If we believe we are that “quality community,” people will feel all these things when they walk into this sacred space, this Temple, or hopefully by the time they leave. We should measure ourselves against this expectation. We are all about being something older, bigger, deeper and newer than ourselves. We offer through this building an alternative space in which to create God’s Temple–us, a quality community. We acknowledge that we are subject to creation, destruction, and re-creation, and all that at many different levels–spiritually, programmatically, etc. But we are the Body of Christ, born to die and rise again, even as we sit here. It is well worth the effort to maintain this edifice, although right now and for a few more years this small congregation strains to do so. But it will not always be thus, if you allow your old dreams to crumble and to dream new ones. Allow God’s impossible vision to be planted in you. As I like to say, “Don’t just DO something, be still and put on the mind of Christ.”
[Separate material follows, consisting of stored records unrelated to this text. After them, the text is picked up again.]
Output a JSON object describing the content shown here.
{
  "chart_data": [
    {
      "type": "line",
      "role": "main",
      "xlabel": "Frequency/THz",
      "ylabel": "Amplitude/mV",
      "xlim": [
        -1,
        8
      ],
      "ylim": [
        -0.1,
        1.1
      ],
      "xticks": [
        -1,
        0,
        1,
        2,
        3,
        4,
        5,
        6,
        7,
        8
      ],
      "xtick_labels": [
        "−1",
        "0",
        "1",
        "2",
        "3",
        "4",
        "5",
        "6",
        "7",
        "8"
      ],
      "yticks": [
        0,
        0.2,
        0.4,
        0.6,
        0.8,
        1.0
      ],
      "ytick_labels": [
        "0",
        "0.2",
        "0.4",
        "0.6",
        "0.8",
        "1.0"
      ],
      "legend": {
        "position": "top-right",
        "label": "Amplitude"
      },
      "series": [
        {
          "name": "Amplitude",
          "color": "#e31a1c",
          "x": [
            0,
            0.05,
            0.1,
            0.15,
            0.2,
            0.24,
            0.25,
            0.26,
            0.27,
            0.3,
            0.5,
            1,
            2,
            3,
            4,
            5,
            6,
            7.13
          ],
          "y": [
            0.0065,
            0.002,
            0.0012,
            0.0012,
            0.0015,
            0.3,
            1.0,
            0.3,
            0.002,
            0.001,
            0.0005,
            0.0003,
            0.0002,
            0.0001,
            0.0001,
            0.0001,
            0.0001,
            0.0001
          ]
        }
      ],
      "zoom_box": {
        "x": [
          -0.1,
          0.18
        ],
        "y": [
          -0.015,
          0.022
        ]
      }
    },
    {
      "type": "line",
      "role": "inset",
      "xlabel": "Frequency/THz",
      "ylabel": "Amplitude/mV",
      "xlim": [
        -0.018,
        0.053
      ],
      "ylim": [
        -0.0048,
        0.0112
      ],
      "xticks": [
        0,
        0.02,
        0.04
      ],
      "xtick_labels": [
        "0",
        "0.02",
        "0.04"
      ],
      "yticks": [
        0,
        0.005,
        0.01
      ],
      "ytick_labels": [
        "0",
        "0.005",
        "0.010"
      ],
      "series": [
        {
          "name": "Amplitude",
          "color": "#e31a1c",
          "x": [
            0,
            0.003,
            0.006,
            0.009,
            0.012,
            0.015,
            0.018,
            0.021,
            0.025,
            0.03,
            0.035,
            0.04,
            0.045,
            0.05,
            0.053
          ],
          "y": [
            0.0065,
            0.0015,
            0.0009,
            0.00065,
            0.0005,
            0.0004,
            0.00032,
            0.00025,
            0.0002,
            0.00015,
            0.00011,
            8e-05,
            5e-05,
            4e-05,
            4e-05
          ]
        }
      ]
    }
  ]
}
To this end, a church needs to get out of the way of its own life-process, as we have periodically done, admit we are a small church, and allow this fact to take its course. Realize that nevertheless you are meant for more. Not just more personal success or more personal gain, but you are meant for more than is even dreamed of in the workday world where people are preoccupied (and understandably so) for their survival.
IV. Churches are forever shrinking or bursting their seams. As for Eliot Church, the answer to the question whether we are too big or too small, the answer is–maybe it doesn’t matter. Whatever its size, a church is in the Resurrection business, the business of breaking down and rebuilding as a quality community. There is a classic expression for this in our theology–reformata, semper reformanda.
So, see if you catch Paul’s spirit in this translation from Eugene Petersen’s The Message:
That’s plain enough, isn’t it? You’re no longer wandering exiles. This kingdom of faith is now your home country. You’re no longer strangers or outsiders. You belong here, with as much right to the name Christian as anyone. God is building a home. He’s using us all—irrespective of how we got here—in what he is building. He used the apostles and prophets for the foundation. Now he’s using you, fitting you in brick by brick, stone by stone, with Christ Jesus as the cornerstone that holds all the parts together. We see it taking shape day after day—a holy temple built by God, all of us built into it, a temple in which God is quite at home.
Don’t just DO something, be still and put on the mind of Christ.